Lord Bruce-Lockhart, chairman of the Local Government Association, said: "The councils in these places are facing enormous pressures on schools, social care and then services right across the board.
"It is a lot for the communities to absorb."
By contrast, some regions have have had very few arrivals from Eastern Europe.
Across the entire North East, only 5,773 have registered with the Home Office - slightly more than in Boston alone.
Why Boston is booming
It was once a sleepy market town best known for its church tower, the Boston Stump.
Now Boston, Lincolnshire, is on the map as the biggest pocket of Eastern Europe in Britain.
Depending on who you believe, there are between 5,000 and 15,000 migrant workers in the town.
This means that at least one in ten of its population is now from overseas - and possibly even one in four.
Boston has a booming farming and supermarket packing industry and unemployment is just 1.6 per cent.
From 5am every day, young men and women wait for vans destined for the farmers' fields or the massive warehouses where they wash, grade and pack the produce.
Whilst the influx of workers has seen business boom, it has placed huge strain on services.
The Government predicted that only the young and single would come seasonally for work before returning to their native country, but the council has found that instead many migrant workers have stayed and brought their families.
The numbers applying for National Insurance numbers have risen dramatically.
In 2004, around 1,200 were applying a year, but last year the same number were applying every month.
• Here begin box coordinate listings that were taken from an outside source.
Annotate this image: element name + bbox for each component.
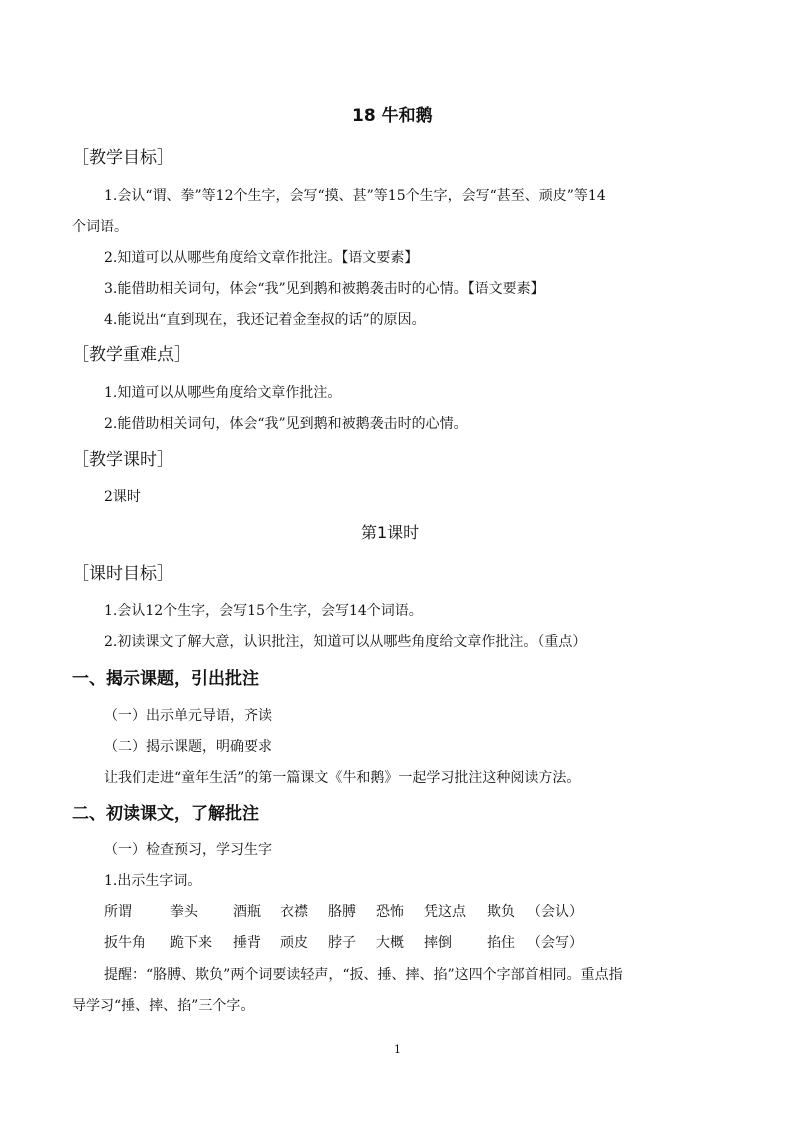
part-one-item: 让我们走进“童年生活”的第一篇课文《牛和鹅》一起学习批注这种阅读方法。 [104,770,581,786]
vocab-tag: （会认） [527,904,583,920]
part-two-heading: 二、初读课文，了解批注 [72,804,259,824]
objective-item: 2.知道可以从哪些角度给文章作批注。【语文要素】 [104,250,419,266]
section-heading-lesson-objectives: ［课时目标］ [72,564,174,584]
objective-item: 个词语。 [72,219,128,235]
section-heading-hours: ［教学课时］ [72,450,174,470]
part-two-item: （一）检查预习，学习生字 [104,842,272,858]
reminder-text: 提醒：“胳膊、欺负”两个词要读轻声，“扳、捶、摔、掐”这四个字部首相同。重点指 [104,967,623,983]
vocab-tag: （会写） [527,935,583,951]
part-two-item: 1.出示生字词。 [104,873,202,889]
hours-text: 2课时 [104,489,141,505]
vocab-word: 跪下来 [170,935,212,951]
key-point-item: 1.知道可以从哪些角度给文章作批注。 [104,385,342,401]
vocab-word: 欺负 [487,904,515,920]
vocab-word: 脖子 [328,935,356,951]
part-one-item: （二）揭示课题，明确要求 [104,739,272,755]
page-number: 1 [394,1043,401,1056]
vocab-word: 拳头 [170,904,198,920]
vocab-word: 顽皮 [280,935,308,951]
vocab-word: 胳膊 [328,904,356,920]
vocab-word: 大概 [376,935,404,951]
vocab-word: 衣襟 [280,904,308,920]
lesson-objective-item: 1.会认12个生字，会写15个生字，会写14个词语。 [104,603,423,619]
part-one-item: （一）出示单元导语，齐读 [104,708,272,724]
lesson-heading: 第1课时 [361,523,420,542]
objective-item: 1.会认“谓、拳”等12个生字，会写“摸、甚”等15个生字，会写“甚至、顽皮”等14 [104,188,606,204]
objective-item: 3.能借助相关词句，体会“我”见到鹅和被鹅袭击时的心情。【语文要素】 [104,281,545,297]
document-title: 18 牛和鹅 [352,106,433,126]
key-point-item: 2.能借助相关词句，体会“我”见到鹅和被鹅袭击时的心情。 [104,416,468,432]
part-one-heading: 一、揭示课题，引出批注 [72,669,259,689]
section-heading-objectives: ［教学目标］ [72,148,174,168]
vocab-word: 恐怖 [376,904,404,920]
vocab-word: 摔倒 [424,935,452,951]
objective-item: 4.能说出“直到现在，我还记着金奎叔的话”的原因。 [104,312,426,328]
reminder-text: 导学习“捶、摔、掐”三个字。 [72,998,255,1014]
vocab-word: 捶背 [233,935,261,951]
vocab-word: 所谓 [104,904,132,920]
lesson-objective-item: 2.初读课文了解大意，认识批注，知道可以从哪些角度给文章作批注。（重点） [104,634,587,650]
vocab-word: 扳牛角 [104,935,146,951]
vocab-word: 掐住 [487,935,515,951]
vocab-word: 酒瓶 [233,904,261,920]
vocab-word: 凭这点 [424,904,466,920]
section-heading-key-points: ［教学重难点］ [72,345,191,365]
According to a recent study, 21 per cent of the local population have a negative attitude towards the migrants and are concerned about social problems such as noise, driving without insurance and excessive drinking.
And three quarters said that no more migrant workers should be allowed into the UK.
The changing face of Crew
As a town which grew up around its railway station, Crewe is used to thousands of unfamiliar faces arriving each day.
But few of them made it on to the streets beyond the train platforms - until recently.
The Cheshire town is now home to thousands of migrant workers from Poland which have changed it beyond recognition.
Official figures state that 2,620 Eastern Europeans have registered to work in Crewe since 2004, but local estimates say the figure is at least double that amount.
Road signs around the town have been translated into Polish, tinned borscht flies off the shelves in specialist delicatessens and schoolchildren now chatter in an Eastern European accent.
Crewe's connections with Eastern Europe date back more than 60 years, when a refugee centre for Poles fleeing Hitler and Stalin was built in the town.
At the last census, in 2001, less than two per cent of Crewe's 48,000 population were of ethnic minority origin. But more than six per cent are now believed to be Polish.
Things began to change when Crewe's biggest recruitment firm, Advance Personnel, started to struggle to find local people for the low-wage, part-time factory jobs in the town.
They set up an office in Gdansk and scores of single Poles flocked to Crewe, living in cheap rented accommodation provided by the agency.
More recently, they have started bringing their families with them.
Christine Garbett, deputy head of St Mary's Catholic Primary School, had been expecting only a handful of Polish children in her classrooms but has accommodated 23.
She says: "The Polish children in the school have integrated well and have learned a lot of English."